Prepared by the Brac Institute of Governance and Development (BIGD) of Brac University, the report also recommends increasing the tax base, reducing cigarette pricing tiers from four to two and registering all entities producing smokeless tobacco products.
Titled “The Economics of Tobacco Taxation in Bangladesh”, the report analyses tobacco demand using data from the Household Income and Expenditure Survey of the Bangladesh Bureau of Statistics.
The BIGD organised the report’s launching at Brac Centre Inn on 24 October 2019.
Other suggestions include harmonising tax rates across all tobacco products, reforming and enhancing implementation of laws of the National Board of Revenue (NBR) and withdrawing incentives for tobacco industries, such as “highest taxpayer” awards.
Urging to spend a share of tobacco taxation revenue in increasing public health awareness, the report recommends incorporating the findings in the eighth Five-Year Plan, citing that prevalence of smoking in Bangladesh is the second highest in Asia.

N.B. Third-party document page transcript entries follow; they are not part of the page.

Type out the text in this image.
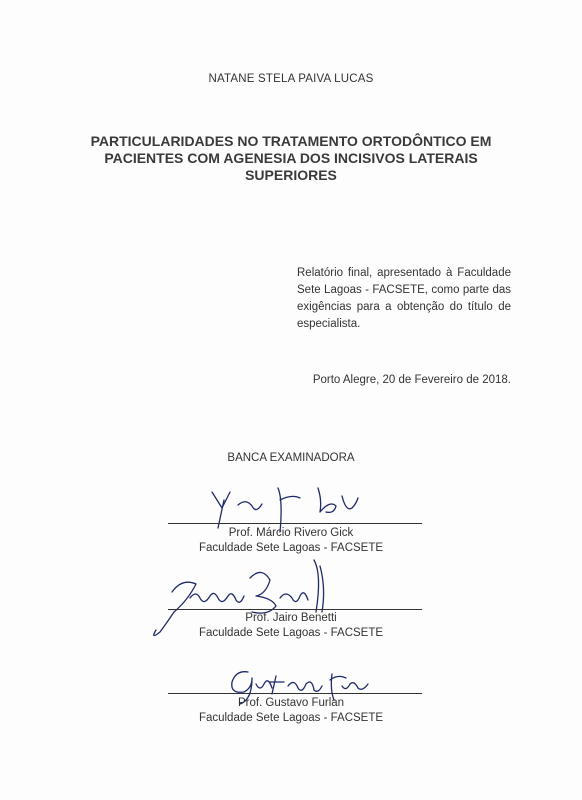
NATANE STELA PAIVA LUCAS
PARTICULARIDADES NO TRATAMENTO ORTODÔNTICO EM
PACIENTES COM AGENESIA DOS INCISIVOS LATERAIS
SUPERIORES
Relatório final, apresentado à Faculdade Sete Lagoas - FACSETE, como parte das exigências para a obtenção do título de especialista.
Porto Alegre, 20 de Fevereiro de 2018.
BANCA EXAMINADORA
Prof. Márcio Rivero Gick
Faculdade Sete Lagoas - FACSETE
Prof. Jairo Benetti
Faculdade Sete Lagoas - FACSETE
Prof. Gustavo Furlan
Faculdade Sete Lagoas - FACSETE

Speakers at the launching also pointed out that tobacco prices in Bangladesh were the lowest among its neighbours, readily available and affordable to people of all classes, leading to soaring consumption and healthcare costs.
Addressing the event, Planning Minister MA Mannan said, “The government is committed to making Bangladesh a tobacco-free country by 2040.”
In reply to an audience member’s query on why the government was yet to reform the tax structure, he said the process was complex.
He, however, assured to do all in his power to reform the tax structure as soon as possible to eradicate the “established evil”.
Another audience member suggested shielding government policymaking from tobacco industries’ influence.
An economics professor of the University of Dhaka, Dr Rumana Huque, also pointed out that reducing tobacco consumption also requires monitoring the supply side.
“Human wellbeing should be at the centre of all policy related to tobacco consumption,” said Dr Sultan Hafeez Rahman, professorial fellow of the BIGD, while chairing the programme.
“Since it (tobacco consumption) has strong negative effects on individual health and society, we have to tax them so that we can use those resources to generate better health for those who are affected,” he said in his closing remarks.
Barrister Jahangir Hossain, a retired NBR member, also spoke at the programme.